I was expecting Home Depot to give a good set of results and it didn’t let the market down. Home Depot confirmed that there was broad based strength in spending across its product categories and geographically the worst affected areas of the property recession are now making sequential improvements. We can see this broad-based strength in the results of home goods companies like Whirlpool  and Masco. Whirpool is doing well in the US (although its international prospects appear less certain) and it has late cycle prospects because new home starts (which should kick in this year) will generate new business when they are sold and inhabited later in the year.  It is a similar story with Masco, which reported North American sales up 12% and its businesses selling into new home construction were up 25%. Both stocks remain good plays on housing.

Lowe's Analysis

Putting these issues together, Lowe's forecasts total sales growth of 4%, with comparable same store sales growth of 3.5% with 3% of the latter coming from internal sources. If you assume that there is a better than expected housing recovery to come, than there could be upside to company guidance.

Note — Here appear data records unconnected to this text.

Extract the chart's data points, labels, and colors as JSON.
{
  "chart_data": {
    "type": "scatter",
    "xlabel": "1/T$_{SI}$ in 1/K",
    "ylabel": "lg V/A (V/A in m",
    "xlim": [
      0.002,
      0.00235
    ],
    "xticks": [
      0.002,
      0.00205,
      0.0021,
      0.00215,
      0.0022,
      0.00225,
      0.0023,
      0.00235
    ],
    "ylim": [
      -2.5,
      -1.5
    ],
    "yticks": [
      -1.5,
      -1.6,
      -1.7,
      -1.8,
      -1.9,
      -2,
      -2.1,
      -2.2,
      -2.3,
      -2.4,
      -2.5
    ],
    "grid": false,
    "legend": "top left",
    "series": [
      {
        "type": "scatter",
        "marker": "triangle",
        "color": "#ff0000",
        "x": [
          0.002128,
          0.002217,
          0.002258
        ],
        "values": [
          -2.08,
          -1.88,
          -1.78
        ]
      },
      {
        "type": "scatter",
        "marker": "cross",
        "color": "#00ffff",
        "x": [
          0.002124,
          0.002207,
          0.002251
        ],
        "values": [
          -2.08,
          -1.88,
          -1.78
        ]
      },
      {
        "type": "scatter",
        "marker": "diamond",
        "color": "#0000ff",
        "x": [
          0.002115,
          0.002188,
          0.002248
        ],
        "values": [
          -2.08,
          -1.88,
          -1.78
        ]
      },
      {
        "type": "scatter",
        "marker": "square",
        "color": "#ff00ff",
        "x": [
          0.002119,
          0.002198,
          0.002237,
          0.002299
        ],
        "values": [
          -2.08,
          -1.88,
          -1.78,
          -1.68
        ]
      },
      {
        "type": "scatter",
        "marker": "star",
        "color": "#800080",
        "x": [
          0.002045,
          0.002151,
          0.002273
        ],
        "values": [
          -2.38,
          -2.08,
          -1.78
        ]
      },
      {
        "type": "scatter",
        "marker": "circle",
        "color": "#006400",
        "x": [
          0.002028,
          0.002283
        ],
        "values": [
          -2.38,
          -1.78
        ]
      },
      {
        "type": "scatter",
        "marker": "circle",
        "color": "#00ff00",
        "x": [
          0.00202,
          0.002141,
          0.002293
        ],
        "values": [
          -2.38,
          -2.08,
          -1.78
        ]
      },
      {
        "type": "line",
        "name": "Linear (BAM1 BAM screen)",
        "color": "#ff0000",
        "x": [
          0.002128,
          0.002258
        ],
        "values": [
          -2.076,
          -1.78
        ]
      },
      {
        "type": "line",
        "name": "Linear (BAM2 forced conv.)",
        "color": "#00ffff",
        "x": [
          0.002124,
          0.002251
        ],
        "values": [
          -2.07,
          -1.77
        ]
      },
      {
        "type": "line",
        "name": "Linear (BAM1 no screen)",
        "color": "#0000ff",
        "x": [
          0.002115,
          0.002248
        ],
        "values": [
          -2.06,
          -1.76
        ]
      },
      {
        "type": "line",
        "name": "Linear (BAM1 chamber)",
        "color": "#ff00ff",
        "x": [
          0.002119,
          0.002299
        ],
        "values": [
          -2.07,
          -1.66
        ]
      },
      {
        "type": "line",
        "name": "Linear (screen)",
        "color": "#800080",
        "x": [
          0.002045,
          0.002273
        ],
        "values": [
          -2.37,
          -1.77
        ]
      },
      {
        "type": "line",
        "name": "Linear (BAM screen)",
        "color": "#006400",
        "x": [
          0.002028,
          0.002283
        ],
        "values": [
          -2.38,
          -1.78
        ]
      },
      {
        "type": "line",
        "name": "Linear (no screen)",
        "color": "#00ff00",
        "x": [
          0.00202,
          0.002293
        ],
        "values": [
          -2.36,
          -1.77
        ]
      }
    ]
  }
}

Analysts have Lowe's on $2.09 EPS for 2013, which implies a near 24% rise in earnings to put it on a forward PE of around 17.7. In addition, it is starting to generate significant cash flows with $2.5 billion in free cash flow generated this year and $3 billion estimated for 2013. This equates to around 6.2% of its current enterprise value and if you share my belief that housing ups and downs tend to be multi-year events, then the stock still looks attractively priced given the outlook.